CFP – Framing Degrowth: From Diagnosis to Development Alternatives




The degrowth movement has emerged in the last decade in some European countries. It is a movement built around a critique of the growth economy, which draws strongly on the “limits to growth” and strong sustainability debates of the 1970s. The underlying premises are that continuous economic growth is ecologically unsound and economically unsustainable and that it is no longer improving social welfare and happiness (Jackson, 2011). Degrowth was first launched in the beginning of the 21st century as a project of voluntary societal shrinking of production and consumption aimed at social and ecological sustainability (Demaria et. al, 2013) and quickly developed into a social movement.
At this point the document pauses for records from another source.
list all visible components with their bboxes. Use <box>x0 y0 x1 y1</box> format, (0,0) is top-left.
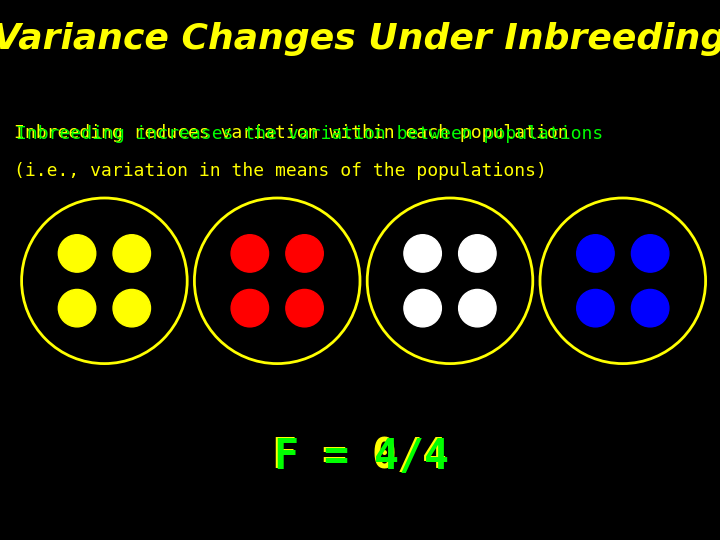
Ellipse shape <box>404 289 441 327</box>
Ellipse shape <box>577 289 614 327</box>
Ellipse shape <box>113 235 150 272</box>
Ellipse shape <box>631 235 669 272</box>
Ellipse shape <box>631 289 669 327</box>
Ellipse shape <box>459 289 496 327</box>
Ellipse shape <box>459 235 496 272</box>
Ellipse shape <box>286 289 323 327</box>
Text: F = 0/4: F = 0/4 <box>272 435 448 477</box>
Ellipse shape <box>58 289 96 327</box>
Ellipse shape <box>231 235 269 272</box>
Text: Variance Changes Under Inbreeding: Variance Changes Under Inbreeding <box>0 22 720 56</box>
Ellipse shape <box>404 235 441 272</box>
Ellipse shape <box>231 289 269 327</box>
Ellipse shape <box>113 289 150 327</box>
Ellipse shape <box>577 235 614 272</box>
Text: (i.e., variation in the means of the populations): (i.e., variation in the means of the pop… <box>14 162 547 180</box>
Text: Inbreeding reduces variation within each population: Inbreeding reduces variation within each… <box>14 124 569 142</box>
Ellipse shape <box>286 235 323 272</box>
Ellipse shape <box>58 235 96 272</box>
Text: Inbreeding increases the variation between populations: Inbreeding increases the variation betwe… <box>16 125 603 143</box>
Text: F = 4/4: F = 4/4 <box>274 436 449 478</box>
It later entered academic journals. This special issue aims at articulating the degrowth critique, proposal, and movement through a framework composed of four different axes: critique to growth societies, degrowth policies, actors and strategies for degrowth, and alternative world-visions.

(A more elaborate description of the degrowth movement’s history and progression can be found alongside the original, official call for papers.)


  • Demaria, F., F. Schneider, F. Sekulova and J. Martinez-Alier. 2013. “What is Degrowth? From an activist slogan to a social movement.” Environmental Values 22: 191–215.
  • Jackson, T. 2009. “Prosperity Without Growth?” Sustainable Development Commission.